The problem with the market is also affecting future hires. In the last few years, tech companies have been collaborating with universities. Top students would then be able to work for these companies right after graduation. Regretfully, these dreams for young talent seem to be shattered. Many are reporting they have received a call canceling the arrangement and leaving them with no job prospects.

Image of a young man with a backpack leaving a windowed building.
Young hires will need to find new qualifications or accept a pay cut with some tech companies.

Reduction in Job Offers Happening Worldwide

The tech slump mainly affected the San Francisco Bay Area. Companies like Uber and Lyft have been laying off hundreds of workers daily. Still, many other companies, including those with bases of operation outside the US are also feeling the slump. These tech companies also need to cut down on the number of people working.

The CEO of the Swedish-based Spotify, Daniel Ek, has emailed the company announcing that employment will slow down by 25%. At the moment, the company has yet to reduce the number of tech employees significantly.

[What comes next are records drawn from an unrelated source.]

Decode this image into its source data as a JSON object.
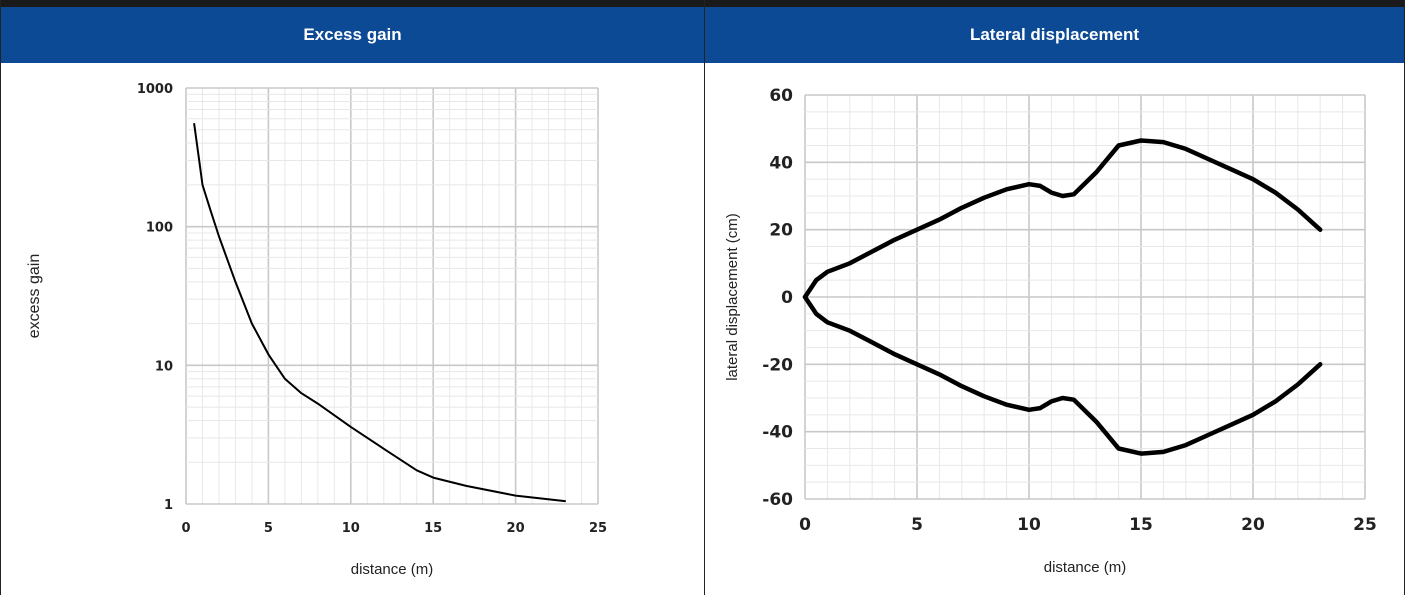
{
  "panels": {
    "left_title": "Excess gain",
    "right_title": "Lateral displacement"
  },
  "chart_data": [
    {
      "type": "line",
      "title": "Excess gain",
      "xlabel": "distance (m)",
      "ylabel": "excess gain",
      "xlim": [
        0,
        25
      ],
      "ylim": [
        1,
        1000
      ],
      "yscale": "log",
      "x_ticks": [
        0,
        5,
        10,
        15,
        20,
        25
      ],
      "y_ticks": [
        1,
        10,
        100,
        1000
      ],
      "grid": true,
      "series": [
        {
          "x": [
            0.5,
            0.8,
            1,
            1.5,
            2,
            3,
            4,
            5,
            6,
            7,
            8,
            10,
            12,
            14,
            15,
            17,
            20,
            23
          ],
          "y": [
            550,
            300,
            200,
            130,
            85,
            40,
            20,
            12,
            8,
            6.3,
            5.3,
            3.6,
            2.5,
            1.75,
            1.55,
            1.35,
            1.15,
            1.05
          ]
        }
      ]
    },
    {
      "type": "line",
      "title": "Lateral displacement",
      "xlabel": "distance (m)",
      "ylabel": "lateral displacement (cm)",
      "xlim": [
        0,
        25
      ],
      "ylim": [
        -60,
        60
      ],
      "x_ticks": [
        0,
        5,
        10,
        15,
        20,
        25
      ],
      "y_ticks": [
        -60,
        -40,
        -20,
        0,
        20,
        40,
        60
      ],
      "grid": true,
      "series": [
        {
          "x": [
            0,
            0.5,
            1,
            2,
            3,
            4,
            5,
            6,
            7,
            8,
            9,
            10,
            10.5,
            11,
            11.5,
            12,
            13,
            14,
            15,
            16,
            17,
            18,
            19,
            20,
            21,
            22,
            23
          ],
          "y": [
            0,
            5,
            7.5,
            10,
            13.5,
            17,
            20,
            23,
            26.5,
            29.5,
            32,
            33.5,
            33,
            31,
            30,
            30.5,
            37,
            45,
            46.5,
            46,
            44,
            41,
            38,
            35,
            31,
            26,
            20
          ]
        },
        {
          "x": [
            0,
            0.5,
            1,
            2,
            3,
            4,
            5,
            6,
            7,
            8,
            9,
            10,
            10.5,
            11,
            11.5,
            12,
            13,
            14,
            15,
            16,
            17,
            18,
            19,
            20,
            21,
            22,
            23
          ],
          "y": [
            0,
            -5,
            -7.5,
            -10,
            -13.5,
            -17,
            -20,
            -23,
            -26.5,
            -29.5,
            -32,
            -33.5,
            -33,
            -31,
            -30,
            -30.5,
            -37,
            -45,
            -46.5,
            -46,
            -44,
            -41,
            -38,
            -35,
            -31,
            -26,
            -20
          ]
        }
      ]
    }
  ]
}
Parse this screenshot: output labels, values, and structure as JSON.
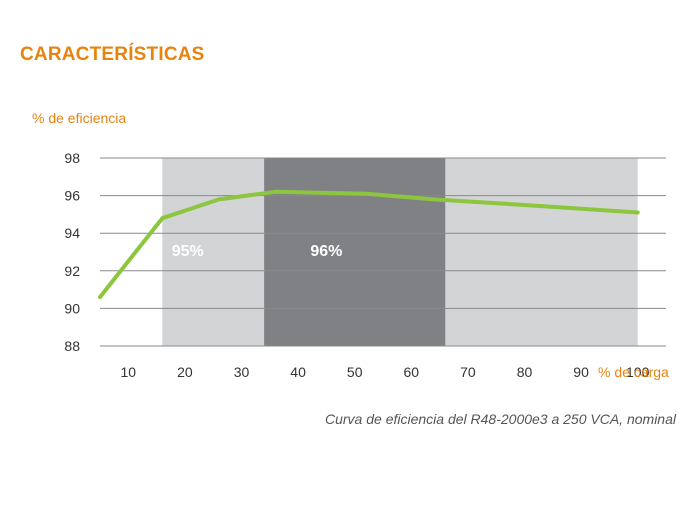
{
  "page": {
    "section_title": "CARACTERÍSTICAS",
    "caption": "Curva de eficiencia del R48-2000e3 a 250 VCA, nominal"
  },
  "colors": {
    "accent": "#e8830f",
    "band_light": "#d3d4d6",
    "band_dark": "#808184",
    "line": "#8cc63f",
    "grid": "#8a8a8a",
    "text": "#333333"
  },
  "chart_data": {
    "type": "line",
    "ylabel": "% de eficiencia",
    "xlabel": "% de carga",
    "xlim": [
      5,
      105
    ],
    "ylim": [
      88,
      98
    ],
    "x_ticks": [
      10,
      20,
      30,
      40,
      50,
      60,
      70,
      80,
      90,
      100
    ],
    "y_ticks": [
      88,
      90,
      92,
      94,
      96,
      98
    ],
    "grid": "horizontal",
    "series": [
      {
        "x": [
          5,
          16,
          26,
          36,
          52,
          64,
          80,
          100
        ],
        "values": [
          90.6,
          94.8,
          95.8,
          96.2,
          96.1,
          95.8,
          95.5,
          95.1
        ]
      }
    ],
    "bands": [
      {
        "x_from": 16,
        "x_to": 100,
        "label": "95%",
        "label_x": 20.5,
        "shade": "light"
      },
      {
        "x_from": 34,
        "x_to": 66,
        "label": "96%",
        "label_x": 45,
        "shade": "dark"
      }
    ]
  }
}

However, Spotify is preparing measures in case the situation worsens.

On the bright side, this decline in offers will likely not deny jobs to those who hope to work in the tech industry. The overall job posts in the US alone were for 1.1 million jobs in 2022. At the moment, this number is larger than the eligible workers in that field.

Worldwide, the most lucrative jobs will likely have a reduced value. Most tech companies will focus on developing their core services instead of expanding into new fields.

However, these new fields are still being financed by a significant amount of venture capital. In turn, employment in these fields may still be promising. 

Entry Level Positions Are at Stake

The current layoffs and the tech slump have mainly affected 2 categories

  1. Novice tech employees that need to establish a good tech report with their companies
  2. Non-tech workers within the tech companies

Smaller tech companies may not have the time to wait for novice employees to get used to the system. They may decide to temporarily lay off novices despite their high entry salaries.

Novice workers will still have options available at larger IT enterprises. Tech giants will also provide them with the necessary resources to increase their competencies. That said, these individuals may see a reduction in their salaries.

On the other hand, we can mention the general employees at tech companies. Sales, marketing, or business operation employees may lose their jobs. But they will also have a significantly harder time finding new employment in the tech industry.

Image of a bullet resume list and a laptop.
Current tech workers will be prudent to acquire new skills and expand the current ones.

Talent Shortage and Employee Layoffs

Two opposing labor forces are acting at the same time. As a result, the market is suffering simultaneously from a labor shortage and surplus. It all depends on the company, industry, and sector. Companies like IBM are struggling to find cybersecurity talent. Cybersecurity specialists have been in high demand for a couple of years; the tech slump has not affected this demand.

Jobs focused on cloud-based operations, cybersecurity, and virtualization are still on the rise. The current market problems did not create a significant effect on these sectors. The demand might only be rising.

On the other side, generalized tech jobs, such as quality assurance and design, will be seeing a downturn in the upcoming months. Employees with primary tasks in these fields will have a harder time finding work in the tech industry. They may find more luck in more stable parts of the economy.

Changing Qualifications Might Be Necessary

Tech is a quickly developing industry, and the situation in both the stock market and the job market is changing daily. This means employers expect employees to have a lifelong learning process. This is a good practice for anyone who is just entering the field.

Tech talent will need to change their qualifications and add new skills. This will allow them to retain their position in a growing company. Because of the industry’s development, other jobs that are highly specialized or not directly tech-related will still be available. Yet, the compensation and stability of those jobs should be questioned.